Multiscale Grassmann Manifolds for Single-Cell Data Analysis

TL;DR

This paper introduces a multiscale Grassmann manifold framework for single-cell data analysis, capturing intrinsic geometric structures and improving clustering stability across various dataset sizes.

Contribution

It presents a novel multiscale approach using Grassmann manifolds that integrates multiple geometric views for enhanced single-cell data analysis.

Findings

Effective preservation of meaningful structures in single-cell data

Stable clustering performance across datasets of different sizes

Superior to conventional Euclidean-based methods

Abstract

Single-cell data analysis seeks to characterize cellular heterogeneity based on high-dimensional gene expression profiles. Conventional approaches represent each cell as a vector in Euclidean space, which limits their ability to capture intrinsic correlations and multiscale geometric structures. We propose a multiscale framework based on Grassmann manifolds that integrates machine learning with subspace geometry for single-cell data analysis. By generating embeddings under multiple representation scales, the framework combines their features from different geometric views into a unified Grassmann manifold.
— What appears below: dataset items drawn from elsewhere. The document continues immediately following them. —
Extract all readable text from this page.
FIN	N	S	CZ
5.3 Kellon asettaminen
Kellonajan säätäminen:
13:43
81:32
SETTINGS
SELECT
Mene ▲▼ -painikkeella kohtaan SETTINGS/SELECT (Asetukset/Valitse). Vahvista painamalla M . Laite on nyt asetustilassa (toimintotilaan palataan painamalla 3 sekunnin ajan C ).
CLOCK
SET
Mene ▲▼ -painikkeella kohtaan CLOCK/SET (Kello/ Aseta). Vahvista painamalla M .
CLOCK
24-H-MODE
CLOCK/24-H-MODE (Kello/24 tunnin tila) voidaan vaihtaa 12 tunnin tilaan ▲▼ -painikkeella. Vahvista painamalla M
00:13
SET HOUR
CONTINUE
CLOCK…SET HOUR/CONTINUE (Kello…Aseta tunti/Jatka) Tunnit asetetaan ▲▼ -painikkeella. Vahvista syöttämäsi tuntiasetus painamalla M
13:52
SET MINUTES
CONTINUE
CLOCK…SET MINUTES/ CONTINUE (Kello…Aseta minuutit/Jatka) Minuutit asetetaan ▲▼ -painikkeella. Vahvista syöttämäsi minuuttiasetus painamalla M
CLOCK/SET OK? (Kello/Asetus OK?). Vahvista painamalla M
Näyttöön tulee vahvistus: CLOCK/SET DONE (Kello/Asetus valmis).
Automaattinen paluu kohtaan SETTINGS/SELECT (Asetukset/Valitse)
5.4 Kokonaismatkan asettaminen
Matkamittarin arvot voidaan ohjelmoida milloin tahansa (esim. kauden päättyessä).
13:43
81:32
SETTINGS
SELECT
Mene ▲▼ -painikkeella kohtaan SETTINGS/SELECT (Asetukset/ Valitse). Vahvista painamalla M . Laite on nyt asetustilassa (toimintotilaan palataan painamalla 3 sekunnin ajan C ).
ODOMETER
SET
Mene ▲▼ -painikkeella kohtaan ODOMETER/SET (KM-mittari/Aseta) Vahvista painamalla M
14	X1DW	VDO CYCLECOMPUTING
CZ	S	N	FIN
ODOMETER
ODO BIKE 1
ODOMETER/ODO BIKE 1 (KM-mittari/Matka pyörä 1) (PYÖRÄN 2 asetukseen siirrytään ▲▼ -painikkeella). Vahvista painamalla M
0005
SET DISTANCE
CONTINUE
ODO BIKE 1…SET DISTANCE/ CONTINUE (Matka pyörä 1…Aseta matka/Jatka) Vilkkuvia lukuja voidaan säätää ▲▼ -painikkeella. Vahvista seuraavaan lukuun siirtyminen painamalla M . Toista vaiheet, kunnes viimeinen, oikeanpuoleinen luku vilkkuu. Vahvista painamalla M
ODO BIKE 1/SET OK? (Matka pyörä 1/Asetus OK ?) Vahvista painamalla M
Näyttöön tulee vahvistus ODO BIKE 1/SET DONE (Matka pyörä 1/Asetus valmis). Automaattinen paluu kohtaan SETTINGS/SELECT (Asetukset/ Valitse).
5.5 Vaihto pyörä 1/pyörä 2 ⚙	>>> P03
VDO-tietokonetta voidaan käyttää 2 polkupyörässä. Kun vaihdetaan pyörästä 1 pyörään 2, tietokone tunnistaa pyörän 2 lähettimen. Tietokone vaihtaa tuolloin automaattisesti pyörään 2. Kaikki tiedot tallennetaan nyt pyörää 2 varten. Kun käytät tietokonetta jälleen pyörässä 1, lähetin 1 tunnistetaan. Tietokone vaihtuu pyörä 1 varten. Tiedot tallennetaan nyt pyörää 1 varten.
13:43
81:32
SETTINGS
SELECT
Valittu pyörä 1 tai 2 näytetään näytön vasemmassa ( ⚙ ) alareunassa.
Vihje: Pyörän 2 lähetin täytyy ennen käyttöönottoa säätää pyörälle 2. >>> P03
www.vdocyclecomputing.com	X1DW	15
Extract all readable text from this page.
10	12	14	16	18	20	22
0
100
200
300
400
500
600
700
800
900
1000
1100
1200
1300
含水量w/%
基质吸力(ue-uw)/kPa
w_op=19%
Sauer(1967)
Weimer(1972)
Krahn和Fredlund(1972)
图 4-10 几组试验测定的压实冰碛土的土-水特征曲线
A power-based scale sampling function is introduced to control the selection of scales and balance in- formation across resolutions. Experiments on nine benchmark single-cell RNA-seq datasets demonstrate that the proposed approach effectively preserves meaningful structures and provides stable clustering performance, particularly for small to medium-sized datasets. These results suggest that Grassmann manifolds offer a coherent and informative foundation for analyzing single cell data.